Aztecs were Mesoamerican indigenous people who spoke the Nahuatl language and lived in the territory of modern Mexico. Throughout the 14th and 15th centuries, they created a sophisticated urbanized culture of city-states and came to dominate significant parts of Mexico, forming what is sometimes called an Aztec empire. Aztecs were a relatively militant people and often engaged the neighboring indigenous societies in raids and all-out wars to obtain loot and prisoners (Townsend, 2019). Politically speaking, the Aztec Empire was not particularly centralized because it did not have expansive bureaucracy, but the ruler of Tenochtitlan, as the most militarily powerful city-state, still came to dominate the politics (Townsend, 2019). Aztec religion revolved around the solar cycle and involved human sacrifices, although European sources tended to exaggerate the scope thereof (Townsend, 2019). Overall, the Aztecs formed a militaristic society that created well-developed city-states and was moving toward a centralized monarchy when the Europeans arrived.

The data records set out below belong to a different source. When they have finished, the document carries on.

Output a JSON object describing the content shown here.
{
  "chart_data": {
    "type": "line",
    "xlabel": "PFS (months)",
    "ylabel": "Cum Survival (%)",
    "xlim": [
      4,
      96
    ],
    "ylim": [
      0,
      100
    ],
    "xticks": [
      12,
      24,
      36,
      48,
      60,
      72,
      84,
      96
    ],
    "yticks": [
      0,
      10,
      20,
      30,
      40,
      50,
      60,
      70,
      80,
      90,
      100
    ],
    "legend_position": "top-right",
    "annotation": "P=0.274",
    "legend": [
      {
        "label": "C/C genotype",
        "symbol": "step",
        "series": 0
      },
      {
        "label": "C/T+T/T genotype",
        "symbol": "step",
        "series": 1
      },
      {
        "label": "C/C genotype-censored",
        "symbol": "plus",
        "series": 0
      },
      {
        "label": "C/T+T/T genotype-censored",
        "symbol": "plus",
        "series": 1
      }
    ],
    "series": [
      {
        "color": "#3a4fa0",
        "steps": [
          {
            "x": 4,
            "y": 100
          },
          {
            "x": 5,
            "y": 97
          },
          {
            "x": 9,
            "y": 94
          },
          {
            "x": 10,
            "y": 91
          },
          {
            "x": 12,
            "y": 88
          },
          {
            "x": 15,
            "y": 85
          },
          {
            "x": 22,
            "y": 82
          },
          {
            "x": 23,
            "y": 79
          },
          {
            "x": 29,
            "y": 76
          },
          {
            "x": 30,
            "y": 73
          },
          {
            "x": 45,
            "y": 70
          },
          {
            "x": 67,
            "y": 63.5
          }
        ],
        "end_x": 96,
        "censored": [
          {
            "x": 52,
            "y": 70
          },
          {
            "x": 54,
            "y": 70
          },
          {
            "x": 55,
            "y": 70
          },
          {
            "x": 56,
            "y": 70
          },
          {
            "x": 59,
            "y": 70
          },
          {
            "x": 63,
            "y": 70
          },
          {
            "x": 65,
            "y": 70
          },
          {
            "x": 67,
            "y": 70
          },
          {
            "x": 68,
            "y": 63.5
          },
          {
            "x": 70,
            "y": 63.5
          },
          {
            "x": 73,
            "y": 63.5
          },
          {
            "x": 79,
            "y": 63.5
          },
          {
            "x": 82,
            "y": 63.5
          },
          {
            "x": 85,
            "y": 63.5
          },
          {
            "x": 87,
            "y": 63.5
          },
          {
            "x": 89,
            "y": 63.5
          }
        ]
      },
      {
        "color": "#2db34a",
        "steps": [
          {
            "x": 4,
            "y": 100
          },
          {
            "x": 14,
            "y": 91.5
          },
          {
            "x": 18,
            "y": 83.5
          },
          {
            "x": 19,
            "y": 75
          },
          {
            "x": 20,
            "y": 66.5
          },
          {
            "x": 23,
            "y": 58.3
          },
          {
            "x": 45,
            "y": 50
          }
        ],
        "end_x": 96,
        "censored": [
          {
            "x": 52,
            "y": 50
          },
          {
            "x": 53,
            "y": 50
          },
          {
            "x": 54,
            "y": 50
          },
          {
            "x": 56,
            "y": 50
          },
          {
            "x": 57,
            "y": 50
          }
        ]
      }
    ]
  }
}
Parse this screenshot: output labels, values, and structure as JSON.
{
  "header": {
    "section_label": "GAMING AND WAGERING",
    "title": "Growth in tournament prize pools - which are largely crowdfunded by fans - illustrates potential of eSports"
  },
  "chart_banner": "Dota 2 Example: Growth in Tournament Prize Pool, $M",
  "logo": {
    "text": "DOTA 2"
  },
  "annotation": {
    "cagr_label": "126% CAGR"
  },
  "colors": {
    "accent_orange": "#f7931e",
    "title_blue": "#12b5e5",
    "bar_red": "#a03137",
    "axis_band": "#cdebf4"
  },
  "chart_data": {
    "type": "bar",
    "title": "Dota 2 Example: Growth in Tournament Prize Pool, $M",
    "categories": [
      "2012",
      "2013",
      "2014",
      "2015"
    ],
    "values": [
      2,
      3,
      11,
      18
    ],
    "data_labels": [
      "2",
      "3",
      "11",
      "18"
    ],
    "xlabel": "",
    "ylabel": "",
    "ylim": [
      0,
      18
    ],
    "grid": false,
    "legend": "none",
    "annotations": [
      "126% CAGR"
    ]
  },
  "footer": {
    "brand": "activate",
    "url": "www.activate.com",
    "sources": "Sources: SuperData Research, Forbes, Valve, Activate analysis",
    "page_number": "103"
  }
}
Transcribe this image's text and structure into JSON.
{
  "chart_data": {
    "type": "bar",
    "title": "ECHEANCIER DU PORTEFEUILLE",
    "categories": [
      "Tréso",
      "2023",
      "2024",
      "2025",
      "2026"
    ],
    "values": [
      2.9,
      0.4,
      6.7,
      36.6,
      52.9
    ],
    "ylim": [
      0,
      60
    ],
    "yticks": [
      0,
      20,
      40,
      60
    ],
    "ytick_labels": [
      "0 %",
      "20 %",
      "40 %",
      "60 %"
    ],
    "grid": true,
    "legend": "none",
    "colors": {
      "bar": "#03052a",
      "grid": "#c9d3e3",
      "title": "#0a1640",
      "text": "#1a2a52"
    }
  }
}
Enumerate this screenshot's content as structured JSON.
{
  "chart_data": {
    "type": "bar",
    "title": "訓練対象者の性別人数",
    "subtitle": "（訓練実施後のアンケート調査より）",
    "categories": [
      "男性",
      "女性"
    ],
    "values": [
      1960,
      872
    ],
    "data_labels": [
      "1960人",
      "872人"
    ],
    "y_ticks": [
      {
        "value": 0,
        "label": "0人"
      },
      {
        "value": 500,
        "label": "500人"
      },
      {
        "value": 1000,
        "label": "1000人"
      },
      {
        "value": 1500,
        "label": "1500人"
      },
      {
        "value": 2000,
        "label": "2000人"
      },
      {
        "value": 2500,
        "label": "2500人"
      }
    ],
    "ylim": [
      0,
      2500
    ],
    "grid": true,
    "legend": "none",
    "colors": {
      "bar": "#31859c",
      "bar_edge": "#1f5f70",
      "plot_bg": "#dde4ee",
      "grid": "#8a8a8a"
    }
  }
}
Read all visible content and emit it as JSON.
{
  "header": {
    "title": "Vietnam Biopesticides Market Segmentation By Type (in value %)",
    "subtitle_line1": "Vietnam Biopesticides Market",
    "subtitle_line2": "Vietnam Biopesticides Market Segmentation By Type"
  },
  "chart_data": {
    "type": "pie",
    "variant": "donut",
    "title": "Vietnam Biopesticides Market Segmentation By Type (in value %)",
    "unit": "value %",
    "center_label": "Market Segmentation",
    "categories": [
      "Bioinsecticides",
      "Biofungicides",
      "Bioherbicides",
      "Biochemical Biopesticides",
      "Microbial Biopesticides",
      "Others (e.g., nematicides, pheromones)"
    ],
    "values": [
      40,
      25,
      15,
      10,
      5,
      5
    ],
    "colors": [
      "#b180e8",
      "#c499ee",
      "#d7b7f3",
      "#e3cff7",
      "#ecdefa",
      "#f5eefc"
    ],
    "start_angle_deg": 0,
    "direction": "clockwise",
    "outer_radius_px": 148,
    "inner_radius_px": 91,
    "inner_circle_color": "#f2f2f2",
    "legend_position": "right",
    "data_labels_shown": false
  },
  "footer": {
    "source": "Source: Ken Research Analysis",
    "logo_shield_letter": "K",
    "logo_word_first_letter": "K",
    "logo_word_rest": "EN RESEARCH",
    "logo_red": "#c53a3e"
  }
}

In contrast, the Iroquois people comprised a league of five indigenous tribes – namely, Mohawk, Seneca, Cayuga, Oneida, and Onondaga – who lived in the Great Lakes region in North America. Unlike the Aztecs, who created urban centers, the Iroquois lived in largely autonomous agricultural communities (Birch & Hart, 2018). They were famously communal, living in the longhouses that accommodated multiple families each. Archeological evidence of such longhouses goes back to the 13th century at least (Birch & Hart, 2018). While the Iroquois had their fair share of conflicts with neighbors, they were not as militant as the Aztecs. It was probably because the less-developed economy of the Great Lakes region offered fewer opportunities for obtaining valuable loot, and the prisoners were not as valuable because the Iroquois religion did not require human sacrifices. In political terms, the tribes and individual villages were relatively autonomous (Birch & Hart, 2018). Thus, unlike the Aztecs, the Iroquois were not yet an urban society and did not begin to form a fully functional centralized state.
References
Birch, J., & Hart, J. P. (2019). Social networks and northern Iroquoian confederacy dynamics. American Antiquity 83(1), 2018, 13–33. Web.
Townsend, C. (2019). Fifth sun: A new history of the Aztecs. Oxford UP.